There are fifteen students per teacher at TKIS.

That number matters far more than most parents realize when they first hear it. Think about what a teacher can actually do with fifteen children versus forty. She can notice that one child has been disengaged since Monday. She can stop and reteach a concept to two children who didn't get it without the other thirteen drifting. She can mark work carefully enough to give real feedback, not just ticks.

Most schools in this part of Howrah — good schools, not bad ones — operate at thirty-five to forty students per classroom. That's not negligence; it's economics. But it means something concrete for your child's daily experience, and the gap between a 15:1 ratio and a 35:1 ratio is not subtle.

Parents of children who learn at a slightly different pace — slower to understand something new, or faster and therefore bored — feel this difference most sharply. At TKIS, there's enough space in a classroom for a child to be themselves, rather than just keeping up with the group.


The school follows CBSE. That part is straightforward — affiliated with the Central Board of Secondary Education, NCERT curriculum, the board that feeds into JEE and NEET and every national competitive exam worth taking.

But I want to say something about what CBSE looks like when it's implemented by people who believe in it versus people who treat it as a compliance checkbox.

At TKIS, the Science class I briefly sat in wasn't textbook recitation. Children were being asked to connect what they'd read to something observable — something they'd seen or done outside school. One child mentioned the water harvesting system at her apartment building. The teacher spent four minutes on that. It became the actual lesson.

This is how CBSE is supposed to work — the curriculum as a framework, not a script. Schools that do this well produce children who can think with knowledge, not just store it. That's what the
families are actually looking for, even when they don't use those exact words.


The school runs from Toddler age through Class VIII right now. Some parents hear this and hesitate — they want a school that goes all the way to Class 12 so they don't have to switch later.

That's a fair concern and worth raising with the admissions team directly. What I'd say is this: the schools that get the foundational years right — Nursery through Class 8, ages three to fourteen — are usually the ones that put the most thought into what education is actually for. TKIS is clearly one of those.

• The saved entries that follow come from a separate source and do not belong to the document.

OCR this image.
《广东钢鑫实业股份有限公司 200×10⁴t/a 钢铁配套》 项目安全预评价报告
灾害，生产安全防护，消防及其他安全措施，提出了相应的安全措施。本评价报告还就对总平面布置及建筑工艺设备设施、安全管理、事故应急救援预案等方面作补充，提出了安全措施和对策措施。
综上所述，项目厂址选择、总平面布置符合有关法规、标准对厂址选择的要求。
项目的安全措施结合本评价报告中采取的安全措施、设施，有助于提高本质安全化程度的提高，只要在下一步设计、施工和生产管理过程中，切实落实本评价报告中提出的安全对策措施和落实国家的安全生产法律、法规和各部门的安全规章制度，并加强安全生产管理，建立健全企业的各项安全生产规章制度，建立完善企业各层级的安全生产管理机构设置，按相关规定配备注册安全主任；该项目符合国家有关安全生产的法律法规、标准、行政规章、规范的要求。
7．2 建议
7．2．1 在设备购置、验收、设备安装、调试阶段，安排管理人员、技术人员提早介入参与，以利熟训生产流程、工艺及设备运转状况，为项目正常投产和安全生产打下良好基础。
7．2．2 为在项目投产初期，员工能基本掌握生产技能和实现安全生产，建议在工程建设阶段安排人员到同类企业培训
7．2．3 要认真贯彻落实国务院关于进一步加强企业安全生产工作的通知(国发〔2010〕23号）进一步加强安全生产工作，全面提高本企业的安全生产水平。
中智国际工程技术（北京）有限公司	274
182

A child who spends those years in an environment with real individual attention, genuine English medium instruction, outdoor space, and teachers who are allowed to teach rather than just deliver content — that child carries something into wherever they go next. You can see it in how they hold themselves. How they respond to unfamiliar questions. How comfortable they are being wrong in front of people.

That is not something you can manufacture in Class 11 if it wasn't built between Class 1 and Class 8.


One last thing I noticed. After the school day ended, two children were standing near the gate waiting to be picked up. They were talking to each other — not on phones, just talking — about something that had apparently happened in class. Arguing about it, actually. One of them was gesturing the way people do when they're genuinely invested in being right.

I don't know what they were arguing about. But children who argue about what happened in school are children who were in a school worth arguing about.

For families in Liluah, Ghusuri, Bhatanagar, and the wider Howrah area looking for a CBSE school in Howrah that does the real work — not just the visible work — TKIS is worth a morning of your time.